Ellyn Wolf, one of the San Diego visitors, believes, “a lot of people start out in politics with this attitude that is very positive, and that I’m going to make a difference and change things for the better. And then I think they get sucked into kind of a dark side of politics. Maybe after this election somebody like a Jimmy Carter will step in and say ‘I have strong values and they’re not going to leave me.’ I’m really hoping that the ugliness of this election will have an effect on whoever gets in office.”
In Plains, after church, the parking lot rapidly empties, many visitors heading home, others on their way to visit the Carter Boyhood Home, the service station where Carter’s brother, Billy, once worked, or to look for the 13 ½-acre field where Carter has said solar panels are being constructed to provide electricity for the 700 residents of Plains. Carter is not scheduled to teach the following Sunday, so only the regulars are expected, but he will be back every Sunday in November and December.

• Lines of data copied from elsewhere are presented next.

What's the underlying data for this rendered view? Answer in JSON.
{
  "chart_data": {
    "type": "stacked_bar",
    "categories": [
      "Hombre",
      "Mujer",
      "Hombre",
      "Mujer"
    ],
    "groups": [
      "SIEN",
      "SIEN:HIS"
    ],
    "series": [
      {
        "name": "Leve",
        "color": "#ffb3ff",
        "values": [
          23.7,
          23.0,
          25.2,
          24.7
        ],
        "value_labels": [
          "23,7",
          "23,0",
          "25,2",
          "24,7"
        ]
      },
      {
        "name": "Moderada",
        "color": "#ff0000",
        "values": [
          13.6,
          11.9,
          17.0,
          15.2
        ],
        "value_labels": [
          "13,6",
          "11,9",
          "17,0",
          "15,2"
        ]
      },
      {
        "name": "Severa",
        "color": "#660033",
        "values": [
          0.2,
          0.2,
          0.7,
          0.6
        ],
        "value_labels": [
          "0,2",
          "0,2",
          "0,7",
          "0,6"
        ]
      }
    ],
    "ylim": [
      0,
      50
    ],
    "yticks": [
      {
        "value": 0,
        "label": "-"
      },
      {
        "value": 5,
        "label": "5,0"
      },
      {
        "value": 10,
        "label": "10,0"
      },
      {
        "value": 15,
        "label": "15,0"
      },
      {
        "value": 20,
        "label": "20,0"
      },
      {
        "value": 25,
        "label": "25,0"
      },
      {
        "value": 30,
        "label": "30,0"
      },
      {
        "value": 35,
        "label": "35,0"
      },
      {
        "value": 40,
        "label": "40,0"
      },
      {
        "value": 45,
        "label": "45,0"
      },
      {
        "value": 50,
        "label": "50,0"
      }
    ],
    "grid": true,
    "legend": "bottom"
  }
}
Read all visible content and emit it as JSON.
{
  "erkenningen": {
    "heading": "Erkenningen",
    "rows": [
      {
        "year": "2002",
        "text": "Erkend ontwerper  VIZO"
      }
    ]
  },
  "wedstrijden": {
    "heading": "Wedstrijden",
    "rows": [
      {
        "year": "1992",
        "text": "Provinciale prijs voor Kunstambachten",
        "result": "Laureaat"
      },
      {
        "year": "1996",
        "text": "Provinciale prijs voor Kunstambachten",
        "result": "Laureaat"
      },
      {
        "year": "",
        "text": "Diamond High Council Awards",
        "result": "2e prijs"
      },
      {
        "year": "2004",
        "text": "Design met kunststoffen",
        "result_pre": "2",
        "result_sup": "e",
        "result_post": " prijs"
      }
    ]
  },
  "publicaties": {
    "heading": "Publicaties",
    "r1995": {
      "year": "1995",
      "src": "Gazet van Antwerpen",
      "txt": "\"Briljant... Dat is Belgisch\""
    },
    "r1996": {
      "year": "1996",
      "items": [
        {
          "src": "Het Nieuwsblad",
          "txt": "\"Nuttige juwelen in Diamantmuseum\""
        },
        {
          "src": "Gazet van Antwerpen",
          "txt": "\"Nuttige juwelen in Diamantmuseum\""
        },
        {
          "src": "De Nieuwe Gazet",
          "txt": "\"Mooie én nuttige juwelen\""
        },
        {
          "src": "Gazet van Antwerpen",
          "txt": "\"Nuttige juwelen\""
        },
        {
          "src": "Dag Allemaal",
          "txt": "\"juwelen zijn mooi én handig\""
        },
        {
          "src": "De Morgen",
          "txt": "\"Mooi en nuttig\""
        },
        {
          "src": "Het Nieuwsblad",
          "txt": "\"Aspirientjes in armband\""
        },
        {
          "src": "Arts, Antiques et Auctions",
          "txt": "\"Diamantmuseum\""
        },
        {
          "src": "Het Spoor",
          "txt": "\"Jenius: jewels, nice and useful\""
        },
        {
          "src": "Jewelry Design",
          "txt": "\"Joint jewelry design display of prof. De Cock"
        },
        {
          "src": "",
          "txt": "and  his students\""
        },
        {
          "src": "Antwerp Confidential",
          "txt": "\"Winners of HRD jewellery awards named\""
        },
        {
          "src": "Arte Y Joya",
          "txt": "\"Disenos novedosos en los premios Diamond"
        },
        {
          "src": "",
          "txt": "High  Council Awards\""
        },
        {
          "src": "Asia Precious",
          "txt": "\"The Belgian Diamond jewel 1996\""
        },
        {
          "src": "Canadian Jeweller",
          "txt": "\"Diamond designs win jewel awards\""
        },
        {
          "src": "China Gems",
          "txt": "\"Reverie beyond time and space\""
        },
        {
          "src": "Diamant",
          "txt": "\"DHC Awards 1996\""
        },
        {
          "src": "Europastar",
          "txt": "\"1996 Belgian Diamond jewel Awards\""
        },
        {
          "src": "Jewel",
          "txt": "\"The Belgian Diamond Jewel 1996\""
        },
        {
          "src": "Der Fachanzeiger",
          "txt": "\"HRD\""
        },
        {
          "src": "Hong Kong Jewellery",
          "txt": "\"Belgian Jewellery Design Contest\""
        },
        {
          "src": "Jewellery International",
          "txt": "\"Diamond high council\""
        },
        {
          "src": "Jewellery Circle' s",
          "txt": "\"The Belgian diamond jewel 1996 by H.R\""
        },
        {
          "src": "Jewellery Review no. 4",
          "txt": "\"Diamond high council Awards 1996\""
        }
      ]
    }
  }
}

“I’m more impressed than ever by this man,” says Ellie Mayer, heading home to Charlotte, North Carolina.
“I wish I lived closer, because I would definitely come back,” says a man who gives his name only as David from Clearwater, Florida. “How could you not admire a man with his character?”
“A decent, untainted man,” Bob Dylan said about Carter in a 1978 interview. “I think his heart’s in the right place. He has a sense of who he is. I am his friend.”